PAISAJE CINÉTICO
DAMIÁN SUÁREZ

Works from Cinética series
by Damián Suárez
CURATORIAL TEXT
The nature of Damián Suárez’s (Venezuela, 1988) work necessitates an exploration of kinetic art's origins, from the Impressionist search for the depiction of movement to scientific discoveries about perception and further transformation of movement on canvas into a methodological apparatus of kinetic art. This artistic lineage includes figures such as Manet, Delacroix, Degas (or even earlier - Titian, El Greco), Bauhaus, Robert Delaunay, and Kandinsky, among others. Without a doubt, the list of names that signify the development of kinetic art would not be complete without Latin American artists, such as Gyula Kosice and Julio Le Parc, Jesus Rafael Soto, and Carlos Cruz-Diez.
However, the threaded works of Damián Suárez diverge methodologically from the earlier examples of kinetic art. While certainly drawing on the plastic vocabulary of the Venezuelan School of Abstract Art and particularly on figures like Soto and Cruz-Diez, the relationship of the artist with this vocabulary is far more complex than automatic inheritance. This relationship sprouts from the artist’s experience of growing up in a Venezuelan rural community close to Caracas and further migration, first to the capital and then, following the path of millions of Venezuelans, out of the country.
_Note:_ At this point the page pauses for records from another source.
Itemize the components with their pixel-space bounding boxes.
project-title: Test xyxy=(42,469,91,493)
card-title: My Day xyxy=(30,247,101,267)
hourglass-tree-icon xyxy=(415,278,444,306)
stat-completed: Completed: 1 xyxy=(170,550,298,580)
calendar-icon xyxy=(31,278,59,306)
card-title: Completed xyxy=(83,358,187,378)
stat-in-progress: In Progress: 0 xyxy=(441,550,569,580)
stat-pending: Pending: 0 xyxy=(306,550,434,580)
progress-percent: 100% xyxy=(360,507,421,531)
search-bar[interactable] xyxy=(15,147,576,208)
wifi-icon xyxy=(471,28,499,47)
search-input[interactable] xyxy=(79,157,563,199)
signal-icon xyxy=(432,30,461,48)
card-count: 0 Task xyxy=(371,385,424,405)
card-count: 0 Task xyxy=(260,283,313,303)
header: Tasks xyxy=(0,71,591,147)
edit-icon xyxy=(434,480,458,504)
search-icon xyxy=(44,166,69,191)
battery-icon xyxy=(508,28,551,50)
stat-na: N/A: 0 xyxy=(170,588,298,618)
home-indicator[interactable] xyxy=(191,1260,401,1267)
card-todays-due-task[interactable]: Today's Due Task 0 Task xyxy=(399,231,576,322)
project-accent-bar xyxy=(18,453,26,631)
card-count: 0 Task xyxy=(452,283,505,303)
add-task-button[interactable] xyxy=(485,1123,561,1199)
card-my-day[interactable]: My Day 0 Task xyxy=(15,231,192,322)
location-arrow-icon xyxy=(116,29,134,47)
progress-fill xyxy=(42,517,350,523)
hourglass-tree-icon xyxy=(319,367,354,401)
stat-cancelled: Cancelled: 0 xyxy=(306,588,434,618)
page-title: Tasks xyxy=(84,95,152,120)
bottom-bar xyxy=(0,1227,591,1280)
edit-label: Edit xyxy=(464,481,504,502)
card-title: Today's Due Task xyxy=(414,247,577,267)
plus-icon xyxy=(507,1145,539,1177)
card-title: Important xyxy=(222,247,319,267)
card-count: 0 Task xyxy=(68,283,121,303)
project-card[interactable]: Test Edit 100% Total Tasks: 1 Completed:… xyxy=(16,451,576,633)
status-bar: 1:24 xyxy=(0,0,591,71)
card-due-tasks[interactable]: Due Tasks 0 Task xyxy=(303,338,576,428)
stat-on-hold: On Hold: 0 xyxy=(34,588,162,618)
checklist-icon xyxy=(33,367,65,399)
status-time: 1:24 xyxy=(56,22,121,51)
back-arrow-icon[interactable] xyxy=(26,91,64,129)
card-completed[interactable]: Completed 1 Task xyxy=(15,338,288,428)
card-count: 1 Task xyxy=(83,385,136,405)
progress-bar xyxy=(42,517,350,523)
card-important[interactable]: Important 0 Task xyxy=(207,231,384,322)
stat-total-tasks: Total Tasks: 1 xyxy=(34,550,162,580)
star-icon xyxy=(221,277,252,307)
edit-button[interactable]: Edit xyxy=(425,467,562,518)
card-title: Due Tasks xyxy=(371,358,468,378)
In his book After the Collapse (2025), Suárez recounts a stark contrast between a green mountain where his native community was nested and a sprouting megapolis of Caracas growing ever wider on the horizon, sucking the country’s oil and human resources. This contrast between modernity and progress on the one hand and tradition and nature on the other later became an integral part of his work, and so did the traditions themselves. Passed orally, in contrast to the academic knowledge, traditions of healing, shamanism, threading, and working with hands became an opposition to the collapsing future the oil resources have promised to the people of Venezuela.
These promises have been tightly linked to the development of the op and kinetic art in the country. Executed with industrial precision, public works of Soto like Esphera Caracas (1997) or Cruz-Diez’s Ambientación de Color Aditivo (1974) were the very language that the country used to broadcast the ideas of national renaissance to its citizens and the world, even when these ideas failed, pushing many, including Suárez himself, into exile.
It was in exile, first in Chile, and then in México where the artistic potential of Damián Suárez began to bloom with thread becoming a centerpoint of the artist’s identity. Fascinated with the tradition of threading widespread in Venezuela, the artist turned thread into his primary medium. In his works, Suárez masterfully exercises what Joseph Albers called "the discrepancy between physical fact and psychic effect” (the fact that two similar forms will never look the same in different contexts, the appearance of the form is context-dependent). Creating each of the canvases by hand with his own technique, Suárez allows chance and error to enter his creative process.
On the level of experience of the artwork, this creative gesture of breaking a visibly perfect pattern by a random thread develops into a fractal kinetic landscape, ever more complex upon a closer approach. On the conceptual level, however, this gesture becomes a statement. It is an opposition to industrial methods of production, the cleanliness of the earlier kinetic art, and a reference to manual production and tradition. In a performative gesture, Damián Suáres gives agency and voice to the tradition and community that inspired the artist but was largely dismissed in the name of progress after colonization. It is also through this gesture and through almost ritualistic creative process of adding one thread after another that the artist returns the movement sought so passionately by the ones who preceded him to its original meaning in the pictorial space: to fascinate and mesmerize the viewer through the discrepancy between the physicality of his medium and the psychic effect it has.
The works of grand format presented at the Paisaje Cinético exhibition suggest a radical return to the search for evoking the movement. Perhaps it is the use of something as familiar as a textile thread for a medium, perhaps it’s a masterfully hidden complexity of the Suárez’s artistic process, one way or another, the works present the viewer with an opportunity to experience movement in an almost magical way, the way it was experienced by those who saw the first experiments of Impressionists or Kandinsky, or even by those who gazed upon the hand-painted figures at the walls of Altamira or Lascaux as the fire and stories brought those images to life.